Mi madre había muerto al nacer mi hermano pequeño, cuando yo tenía seis años. Y quizá por eso nunca fui niña. No lo fui porque entre los seis y los doce años no pude ser nada y a partir de entonces lo que quise hacer es olvidarme de todo lo que había pasado hasta entonces. Algo que tampoco sé si he conseguido. El tiempo que medió entre la pérdida de mi madre y mi primer anhelo de dejar de ser la niña que no era está plagado de oscuridades y confusiones. Pero en casi todas mis memorias aparece la villita, de un modo u otro. Porque nos mudábamos a ella llegando el verano, porque la abandonábamos cuando finalizaba, por las goteras o por el calor sofocante que nos dejaba sin aliento los días de poniente. Pero sobre todo por mis escapadas nocturnas. No sé por qué, pero mi primer impulso cuando mi padre nos llevó a estrenar aquella estrafalaria construcción fue escapar de ella. Quizá de lo que quería escapar era de la esencia de mi padre, al contrario de lo que la mayoría de las niñas desean.

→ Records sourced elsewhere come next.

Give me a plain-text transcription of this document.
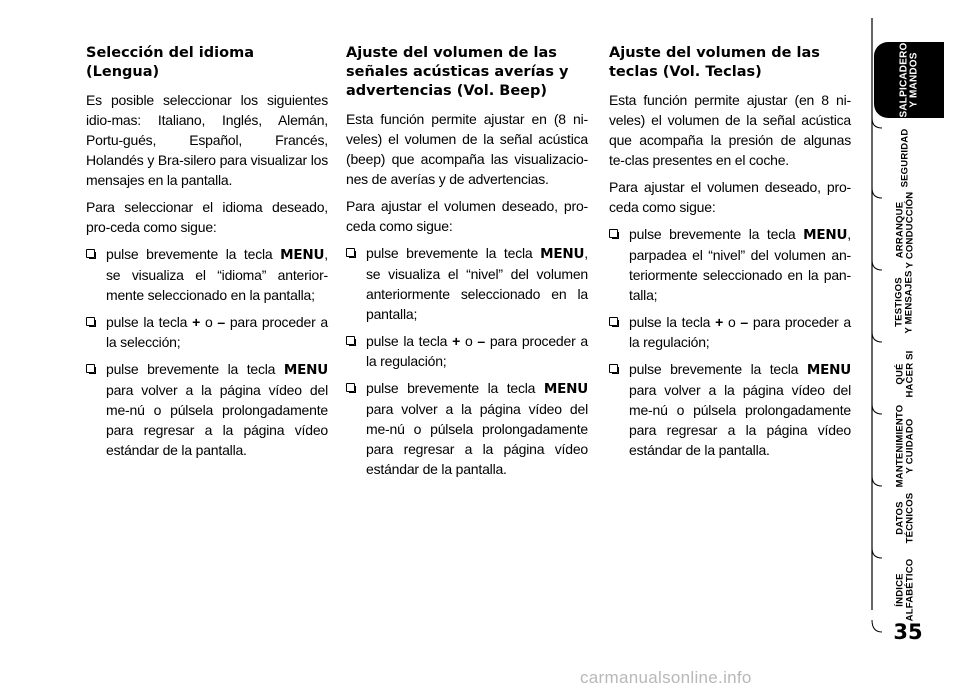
Selección del idioma (Lengua)

Es posible seleccionar los siguientes idio-mas: Italiano, Inglés, Alemán, Portu-gués, Español, Francés, Holandés y Bra-silero para visualizar los mensajes en la pantalla.

Para seleccionar el idioma deseado, pro-ceda como sigue:

pulse brevemente la tecla MENU, se visualiza el “idioma” anterior-mente seleccionado en la pantalla;
pulse la tecla + o – para proceder a la selección;
pulse brevemente la tecla MENU para volver a la página vídeo del me-nú o púlsela prolongadamente para regresar a la página vídeo estándar de la pantalla.
Ajuste del volumen de las señales acústicas averías y advertencias (Vol. Beep)

Esta función permite ajustar en (8 ni-veles) el volumen de la señal acústica (beep) que acompaña las visualizacio-nes de averías y de advertencias.

Para ajustar el volumen deseado, pro-ceda como sigue:

pulse brevemente la tecla MENU, se visualiza el “nivel” del volumen anteriormente seleccionado en la pantalla;
pulse la tecla + o – para proceder a la regulación;
pulse brevemente la tecla MENU para volver a la página vídeo del me-nú o púlsela prolongadamente para regresar a la página vídeo estándar de la pantalla.
Ajuste del volumen de las teclas (Vol. Teclas)

Esta función permite ajustar (en 8 ni-veles) el volumen de la señal acústica que acompaña la presión de algunas te-clas presentes en el coche.

Para ajustar el volumen deseado, pro-ceda como sigue:

pulse brevemente la tecla MENU, parpadea el “nivel” del volumen an-teriormente seleccionado en la pan-talla;
pulse la tecla + o – para proceder a la regulación;
pulse brevemente la tecla MENU para volver a la página vídeo del me-nú o púlsela prolongadamente para regresar a la página vídeo estándar de la pantalla.
SALPICADERO
Y MANDOS
SEGURIDAD
ARRANQUE
Y CONDUCCIÓN
TESTIGOS
Y MENSAJES
QUÉ
HACER SI
MANTENIMIENTO
Y CUIDADO
DATOS
TÉCNICOS
ÍNDICE
ALFABÉTICO
35
carmanualsonline.info
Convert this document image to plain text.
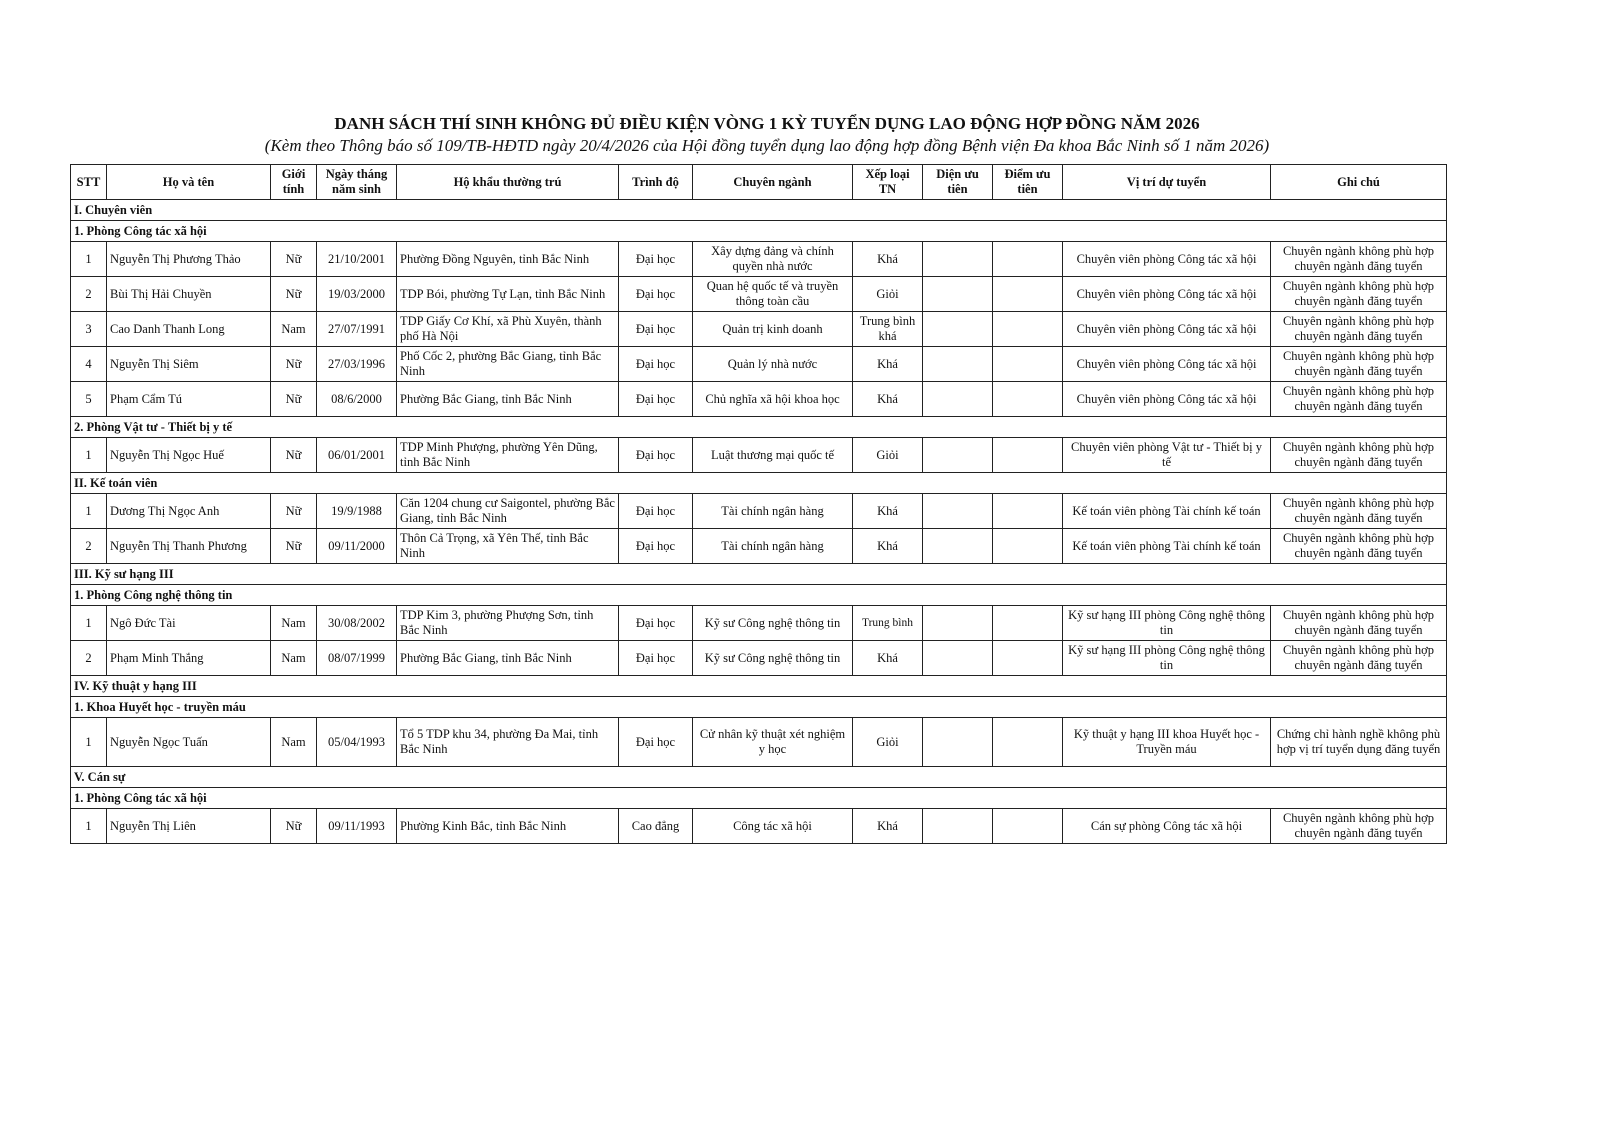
DANH SÁCH THÍ SINH KHÔNG ĐỦ ĐIỀU KIỆN VÒNG 1 KỲ TUYỂN DỤNG LAO ĐỘNG HỢP ĐỒNG NĂM 2026
(Kèm theo Thông báo số 109/TB-HĐTD ngày 20/4/2026 của Hội đồng tuyển dụng lao động hợp đồng Bệnh viện Đa khoa Bắc Ninh số 1 năm 2026)
STT	Họ và tên	Giới tính	Ngày tháng năm sinh	Hộ khẩu thường trú	Trình độ	Chuyên ngành	Xếp loại TN	Diện ưu tiên	Điểm ưu tiên	Vị trí dự tuyển	Ghi chú
I. Chuyên viên											
1. Phòng Công tác xã hội											
1	Nguyễn Thị Phương Thảo	Nữ	21/10/2001	Phường Đồng Nguyên, tỉnh Bắc Ninh	Đại học	Xây dựng đảng và chính quyền nhà nước	Khá			Chuyên viên phòng Công tác xã hội	Chuyên ngành không phù hợp chuyên ngành đăng tuyển
2	Bùi Thị Hải Chuyền	Nữ	19/03/2000	TDP Bói, phường Tự Lạn, tỉnh Bắc Ninh	Đại học	Quan hệ quốc tế và truyền thông toàn cầu	Giỏi			Chuyên viên phòng Công tác xã hội	Chuyên ngành không phù hợp chuyên ngành đăng tuyển
3	Cao Danh Thanh Long	Nam	27/07/1991	TDP Giấy Cơ Khí, xã Phù Xuyên, thành phố Hà Nội	Đại học	Quản trị kinh doanh	Trung bình khá			Chuyên viên phòng Công tác xã hội	Chuyên ngành không phù hợp chuyên ngành đăng tuyển
4	Nguyễn Thị Siêm	Nữ	27/03/1996	Phố Cốc 2, phường Bắc Giang, tỉnh Bắc Ninh	Đại học	Quản lý nhà nước	Khá			Chuyên viên phòng Công tác xã hội	Chuyên ngành không phù hợp chuyên ngành đăng tuyển
5	Phạm Cẩm Tú	Nữ	08/6/2000	Phường Bắc Giang, tỉnh Bắc Ninh	Đại học	Chủ nghĩa xã hội khoa học	Khá			Chuyên viên phòng Công tác xã hội	Chuyên ngành không phù hợp chuyên ngành đăng tuyển
2. Phòng Vật tư - Thiết bị y tế											
1	Nguyễn Thị Ngọc Huế	Nữ	06/01/2001	TDP Minh Phượng, phường Yên Dũng, tỉnh Bắc Ninh	Đại học	Luật thương mại quốc tế	Giỏi			Chuyên viên phòng Vật tư - Thiết bị y tế	Chuyên ngành không phù hợp chuyên ngành đăng tuyển
II. Kế toán viên											
1	Dương Thị Ngọc Anh	Nữ	19/9/1988	Căn 1204 chung cư Saigontel, phường Bắc Giang, tỉnh Bắc Ninh	Đại học	Tài chính ngân hàng	Khá			Kế toán viên phòng Tài chính kế toán	Chuyên ngành không phù hợp chuyên ngành đăng tuyển
2	Nguyễn Thị Thanh Phương	Nữ	09/11/2000	Thôn Cả Trọng, xã Yên Thế, tỉnh Bắc Ninh	Đại học	Tài chính ngân hàng	Khá			Kế toán viên phòng Tài chính kế toán	Chuyên ngành không phù hợp chuyên ngành đăng tuyển
III. Kỹ sư hạng III											
1. Phòng Công nghệ thông tin											
1	Ngô Đức Tài	Nam	30/08/2002	TDP Kim 3, phường Phượng Sơn, tỉnh Bắc Ninh	Đại học	Kỹ sư Công nghệ thông tin	Trung bình			Kỹ sư hạng III phòng Công nghệ thông tin	Chuyên ngành không phù hợp chuyên ngành đăng tuyển
2	Phạm Minh Thắng	Nam	08/07/1999	Phường Bắc Giang, tỉnh Bắc Ninh	Đại học	Kỹ sư Công nghệ thông tin	Khá			Kỹ sư hạng III phòng Công nghệ thông tin	Chuyên ngành không phù hợp chuyên ngành đăng tuyển
IV. Kỹ thuật y hạng III											
1. Khoa Huyết học - truyền máu											
1	Nguyễn Ngọc Tuấn	Nam	05/04/1993	Tổ 5 TDP khu 34, phường Đa Mai, tỉnh Bắc Ninh	Đại học	Cử nhân kỹ thuật xét nghiệm y học	Giỏi			Kỹ thuật y hạng III khoa Huyết học - Truyền máu	Chứng chỉ hành nghề không phù hợp vị trí tuyển dụng đăng tuyển
V. Cán sự											
1. Phòng Công tác xã hội											
1	Nguyễn Thị Liên	Nữ	09/11/1993	Phường Kinh Bắc, tỉnh Bắc Ninh	Cao đẳng	Công tác xã hội	Khá			Cán sự phòng Công tác xã hội	Chuyên ngành không phù hợp chuyên ngành đăng tuyển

Salir de una casa que descansa a dos metros treinta del suelo sobre cuatro pilares de hormigón no es una tarea fácil para nadie. Menos lo era para mí, que no levantaba del suelo mucho más de un metro la primera vez que lo intenté.
Mi padre andaba por la vida desprotegido desde que le faltó mi madre y eso le convirtió en un ser miedoso e inquieto. Buscó refugio en el bar, como si tuviera que seguir un guion predefinido, además de en el orfidal y en el fútbol. Y también se aislaba en nuestro cobijo solariego, construido con sus propias manos, al que no se podía acceder de otra manera que a través de la puerta cancela, de la que salían pinchos en todas direcciones a modo de rayos ondulados. Supongo que esos relámpagos de forja, que él decía que eran para salvaguardarnos a nosotros, en realidad le ayudaban a él a dormir más tranquilo. Lo que no imaginaba era que la primera que querría burlar esa protección sería yo.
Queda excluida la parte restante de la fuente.